Ex-navy vessel in new role

A Maersk Line ship being loaded at Port Otago last week. Photo by Stephen Jaquiery.
A Maersk Line ship being loaded at Port Otago last week. Photo by Stephen Jaquiery.
Last week, I mentioned a return visit by Seven Seas Navigator, a vessel originally laid down for the Soviet navy.

Other vessels built for the former USSR have also turned up here in a cruise ship role.

One of these is the oldest and smallest of this season's callers.

The 1759gt, 48-berth Spirit of Enderby was back on its 10th visit to Dunedin at the weekend. This vessel, which undertakes cruises to the Antarctic area annually for Christchurch-based Heritage Expeditions, first appeared here on December 11, 2004.

It replaced sister ship Akademik Shokalskiy following four visits it made to Dunedin from January 5, 2000 to December 8, 2003.

Both of these ice-strengthened ships were built at Turku, Finland, for USSR account and registered at Vladivostok as hydrographic weather research vessels.

Akademik Shokalskiy was delivered in October 1982, and its sister ship four months later. While this vessel cruises as Spirit of Enderby, its official name is Professor Khromov.

It is owned and managed by Far Eastern Research, of Vladivostok.

Vladivostok was also the home port of Russ, which berthed at Dunedin on February 20, 1993, and again on November 4, 1994.

Sister ship Mikhail Sholokov made one visit to the upper harbour on January 25, 1995. Both were 12,798gt vessels with berths for 376 passengers.

They were of the B492 design built at Szezecin, Poland, in 1986.

Russ received this name in 1988 and was formerly known as Konstantin Chemenko.

It was the sixth of this type be built, Mikhail Sholokov the fifth.

But neither came under the category of what would be termed as a true cruise ship. Complete with stern doors, they were classed as passenger/RoRo/car ferries.

And I notice they could boast a container capacity of 120teu.

While the two ships seemed to have dropped off the radar from time to time, they are still afloat today.

Russ, laid up at Stockholm in 1999, was operating between Odessa and Haifa in 2000, then on the Vladivostock-Fushiki route the following year.

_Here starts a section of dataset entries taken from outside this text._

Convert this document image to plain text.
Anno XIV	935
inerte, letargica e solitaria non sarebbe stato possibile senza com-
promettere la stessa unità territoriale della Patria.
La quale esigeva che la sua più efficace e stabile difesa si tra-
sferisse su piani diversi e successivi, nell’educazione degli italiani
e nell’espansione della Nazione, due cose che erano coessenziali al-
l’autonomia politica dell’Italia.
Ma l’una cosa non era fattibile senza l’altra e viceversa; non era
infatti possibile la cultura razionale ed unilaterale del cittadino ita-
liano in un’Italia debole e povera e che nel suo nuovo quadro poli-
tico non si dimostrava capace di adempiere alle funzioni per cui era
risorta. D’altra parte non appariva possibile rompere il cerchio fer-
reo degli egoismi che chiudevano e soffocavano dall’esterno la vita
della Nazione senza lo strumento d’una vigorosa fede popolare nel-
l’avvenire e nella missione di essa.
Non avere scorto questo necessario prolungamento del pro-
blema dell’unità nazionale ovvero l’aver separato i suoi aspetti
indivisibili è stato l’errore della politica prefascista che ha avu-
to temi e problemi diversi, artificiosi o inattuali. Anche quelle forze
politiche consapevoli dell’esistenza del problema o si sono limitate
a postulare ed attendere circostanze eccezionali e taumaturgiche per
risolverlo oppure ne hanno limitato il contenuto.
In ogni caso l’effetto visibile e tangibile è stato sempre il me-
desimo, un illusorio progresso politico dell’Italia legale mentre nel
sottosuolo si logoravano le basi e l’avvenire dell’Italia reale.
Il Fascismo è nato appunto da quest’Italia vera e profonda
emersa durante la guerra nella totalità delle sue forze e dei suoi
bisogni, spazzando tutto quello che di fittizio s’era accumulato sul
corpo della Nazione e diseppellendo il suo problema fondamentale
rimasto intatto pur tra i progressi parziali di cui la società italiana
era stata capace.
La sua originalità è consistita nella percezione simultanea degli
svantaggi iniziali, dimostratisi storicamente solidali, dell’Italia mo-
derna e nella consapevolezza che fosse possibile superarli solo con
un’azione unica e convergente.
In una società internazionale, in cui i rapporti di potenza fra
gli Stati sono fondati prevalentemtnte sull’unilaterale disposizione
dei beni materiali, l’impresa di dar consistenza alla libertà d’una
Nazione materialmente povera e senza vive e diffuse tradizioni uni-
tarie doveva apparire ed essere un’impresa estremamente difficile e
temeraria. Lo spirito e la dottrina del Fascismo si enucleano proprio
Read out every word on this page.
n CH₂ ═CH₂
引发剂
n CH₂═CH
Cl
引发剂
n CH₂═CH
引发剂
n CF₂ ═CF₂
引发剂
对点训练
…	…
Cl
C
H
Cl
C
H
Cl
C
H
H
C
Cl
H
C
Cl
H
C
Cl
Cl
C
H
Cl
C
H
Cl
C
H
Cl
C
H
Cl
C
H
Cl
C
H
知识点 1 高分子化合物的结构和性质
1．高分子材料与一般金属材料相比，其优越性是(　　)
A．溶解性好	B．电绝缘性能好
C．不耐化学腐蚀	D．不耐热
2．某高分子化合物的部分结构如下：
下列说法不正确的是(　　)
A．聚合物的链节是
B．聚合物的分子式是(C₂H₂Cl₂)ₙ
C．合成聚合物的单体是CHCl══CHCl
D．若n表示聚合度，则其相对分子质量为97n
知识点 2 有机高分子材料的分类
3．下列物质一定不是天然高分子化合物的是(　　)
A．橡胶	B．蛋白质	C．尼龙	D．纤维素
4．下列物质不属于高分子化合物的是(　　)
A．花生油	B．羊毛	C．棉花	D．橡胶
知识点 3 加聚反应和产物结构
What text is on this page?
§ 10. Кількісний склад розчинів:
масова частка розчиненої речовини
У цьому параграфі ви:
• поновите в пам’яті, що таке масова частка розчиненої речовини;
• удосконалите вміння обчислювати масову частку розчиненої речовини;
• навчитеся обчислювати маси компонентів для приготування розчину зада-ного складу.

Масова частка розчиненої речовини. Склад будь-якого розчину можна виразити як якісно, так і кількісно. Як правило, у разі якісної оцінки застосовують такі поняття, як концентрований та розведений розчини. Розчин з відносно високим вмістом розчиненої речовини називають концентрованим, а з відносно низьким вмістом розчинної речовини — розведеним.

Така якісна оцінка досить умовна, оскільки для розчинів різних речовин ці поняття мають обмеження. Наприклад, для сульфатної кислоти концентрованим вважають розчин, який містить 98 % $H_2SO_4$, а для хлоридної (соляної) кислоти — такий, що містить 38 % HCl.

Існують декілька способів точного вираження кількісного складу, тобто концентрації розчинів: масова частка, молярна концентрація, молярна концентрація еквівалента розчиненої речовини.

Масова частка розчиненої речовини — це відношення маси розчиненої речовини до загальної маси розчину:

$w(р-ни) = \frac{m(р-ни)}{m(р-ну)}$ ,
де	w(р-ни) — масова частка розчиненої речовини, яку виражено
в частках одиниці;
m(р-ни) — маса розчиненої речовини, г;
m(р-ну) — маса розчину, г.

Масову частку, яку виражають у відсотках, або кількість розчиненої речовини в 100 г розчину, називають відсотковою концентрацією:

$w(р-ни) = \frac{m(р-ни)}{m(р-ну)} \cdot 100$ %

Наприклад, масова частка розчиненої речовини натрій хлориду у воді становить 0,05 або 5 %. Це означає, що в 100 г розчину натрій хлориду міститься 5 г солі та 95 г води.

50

This globe-trotter, now named SC Atlantic on the Marshall Islands register, is owned by Sea Ferry Shipping Ltd.

It operates on the St Petersberg-Helsinki-Stockholm-Tallinn circuit.

When sold in 2004, Mikhail Sholokov had the suffix deleted from its name before Greek buyers renamed it Ougo Foskolos later that year.

The vessel was then laid- up at Zakynthos and despite being reported sold in late 2008, was still idle there at one stage last year.

It is now registered at Panama under the name Fos 1.

Some of the cruise ships that have called here since December 1961, were built as conventional cargo ships.

There have also been some interesting conversions, such as Song of Flower and Caledonian Star.

The latter, a visitor to Port Chalmers on January 5, 1997, was a 3095gt, 110-berth vessel.

Built in 1966 as a fish factory stern trawler, it was converted into a small cruise ship in 1983.

Song of Flower made three calls at Dunedin and three to Port Chalmers from January-March 2000.

This 8283gt, 265-berth visitor was a Ro/Ro cargo vessel dating from 1974, that was converted into a cruise vessel in 1986.